Les épreuves dont parlent les Actes sont à rapporter à l’espérance entretenue. A espérance mesquine, épreuve en proportion. La perspective chrétienne ne se porte pas sur l’établissement d’une société à l’image d’une Babel, qui agrège les individualités dans une masse sans finalité et sans personnalité. Elle ambitionne quelque chose de beaucoup plus grand, à la mesure de Dieu lui-même. Une interprétation possible de la Tour de Babel est de reconnaître dans l’agrégat des pierres, l’expression physique et matérielle de l’assimilation des langages et des pensées dans une même unité qui fusionne les personnes dans un projet totalitaire. La prédication chrétienne laisse entrevoir une autre réalité : la société idéale chrétienne est l’achèvement de l’acte créateur et rédempteur de Dieu, qui amène l’homme à voir au-delà de sa propre mort l’accomplissement de la vie qu’il a reçue du Créateur ; Elle requiert que l’homme y porte volontairement son désir et qu’il accepte de lui-même sa condition de créature. Cette acceptation n’est pas une démission du bonheur auquel il aspire, mais bien la condition pour reconnaître le lien qui le relie à Dieu et pour en accueillir la vie qu’il n’a pas fini de lui donner. Remarquez comment Jésus attend que Judas soit sorti pour confier ses derniers commandements aux autres disciples. Il ne s’agit pas de l’écarter, mais d’appuyer qu’aucune adhésion chrétienne ne peut se faire à l’encontre de la détermination individuelle.

 

L’épreuve de l’amour

Quand Jésus donne le nouveau commandement de l’amour, il touche à la fois le désir profond de l’homme et le lieu de ses plus grandes résistances. Il est étrange que l’amour qui est la matière même du Royaume de Dieu soit annoncé sous la forme d’un commandement. Nous savons spontanément qu’elle est la chose la plus précieuse et nous savons en même temps qu’elle est difficile à accomplir lorsque l’amour est réellement authentique. Il peut paraître paradoxal que l’amour soit l’objet d’un commandement alors qu’il requiert ce qu’il y a de plus profond en l’homme. Les commandements du Christ ne sont pas assimilables à un article de loi, extrinsèque à la conscience. Ils annoncent seulement la réalité profonde à laquelle nous sommes appelés, celle qui, selon saint Paul, subsiste autant dans la réalité présente que dans le Royaume des Cieux. Cet amour n’est pas fait de plaisirs conditionnés et mécanisés. Il confronte l’homme à son propre orgueil, et le mot « communion » suggère que l’unité de l’humanité avec Dieu ne peut se réaliser sans que l’âme, le corps et la conscience y soient totalement appliqués.

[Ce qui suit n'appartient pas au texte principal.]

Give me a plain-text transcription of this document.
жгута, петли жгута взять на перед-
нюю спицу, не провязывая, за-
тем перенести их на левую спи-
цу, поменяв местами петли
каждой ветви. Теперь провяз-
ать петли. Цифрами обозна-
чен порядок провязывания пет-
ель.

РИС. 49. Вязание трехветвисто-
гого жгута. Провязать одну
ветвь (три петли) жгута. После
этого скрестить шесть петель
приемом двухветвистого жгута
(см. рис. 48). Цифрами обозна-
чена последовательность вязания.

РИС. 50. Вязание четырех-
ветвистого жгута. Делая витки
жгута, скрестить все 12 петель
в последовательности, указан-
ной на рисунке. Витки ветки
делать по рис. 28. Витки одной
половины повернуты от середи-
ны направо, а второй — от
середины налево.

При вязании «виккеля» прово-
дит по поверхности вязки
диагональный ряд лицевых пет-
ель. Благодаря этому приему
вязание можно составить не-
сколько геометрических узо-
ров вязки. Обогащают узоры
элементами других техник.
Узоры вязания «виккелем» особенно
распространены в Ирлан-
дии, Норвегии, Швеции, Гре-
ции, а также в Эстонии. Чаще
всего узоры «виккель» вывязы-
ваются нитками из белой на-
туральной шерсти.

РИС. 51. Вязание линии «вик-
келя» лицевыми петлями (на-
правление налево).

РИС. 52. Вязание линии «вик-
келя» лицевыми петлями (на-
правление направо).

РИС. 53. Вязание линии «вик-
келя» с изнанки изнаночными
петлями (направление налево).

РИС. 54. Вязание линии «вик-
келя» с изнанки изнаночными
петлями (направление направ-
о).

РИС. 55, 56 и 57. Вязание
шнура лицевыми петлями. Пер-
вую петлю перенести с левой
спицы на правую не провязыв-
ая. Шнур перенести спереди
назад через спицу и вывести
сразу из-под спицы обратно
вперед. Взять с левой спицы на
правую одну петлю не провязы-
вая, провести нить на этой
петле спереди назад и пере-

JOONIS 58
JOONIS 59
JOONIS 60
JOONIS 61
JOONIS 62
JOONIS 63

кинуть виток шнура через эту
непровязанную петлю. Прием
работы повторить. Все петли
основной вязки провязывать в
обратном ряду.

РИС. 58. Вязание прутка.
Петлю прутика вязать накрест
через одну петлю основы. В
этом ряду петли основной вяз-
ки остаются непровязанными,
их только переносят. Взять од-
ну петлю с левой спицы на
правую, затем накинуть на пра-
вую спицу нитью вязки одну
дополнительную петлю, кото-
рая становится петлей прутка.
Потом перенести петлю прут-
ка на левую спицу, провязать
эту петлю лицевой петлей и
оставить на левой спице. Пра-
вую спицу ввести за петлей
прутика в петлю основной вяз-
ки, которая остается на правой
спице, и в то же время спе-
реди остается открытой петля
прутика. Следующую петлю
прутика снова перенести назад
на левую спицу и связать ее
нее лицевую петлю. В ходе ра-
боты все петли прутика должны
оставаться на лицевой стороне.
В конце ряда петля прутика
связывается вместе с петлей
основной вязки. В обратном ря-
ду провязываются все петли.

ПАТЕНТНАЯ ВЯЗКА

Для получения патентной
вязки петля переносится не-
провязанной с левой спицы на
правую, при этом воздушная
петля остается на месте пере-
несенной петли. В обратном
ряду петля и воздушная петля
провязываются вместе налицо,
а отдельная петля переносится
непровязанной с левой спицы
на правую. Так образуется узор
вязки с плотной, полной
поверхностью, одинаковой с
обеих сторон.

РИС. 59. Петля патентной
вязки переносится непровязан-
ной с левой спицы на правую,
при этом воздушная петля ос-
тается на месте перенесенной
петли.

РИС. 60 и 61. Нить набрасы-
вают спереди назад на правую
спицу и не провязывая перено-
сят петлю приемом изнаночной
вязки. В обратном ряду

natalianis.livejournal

Qu’il faut traverser des épreuves pour accéder au royaume de Dieu. Je vous invite à ne pas lire dans cette expression le constat attristé des membres d’une Eglise rejetés par un monde hostile, mais d’abord le constat de la nécessité d’une transformation intérieure qui requiert que chacun rencontre et surpasse toutes les résistances qui l’habitent.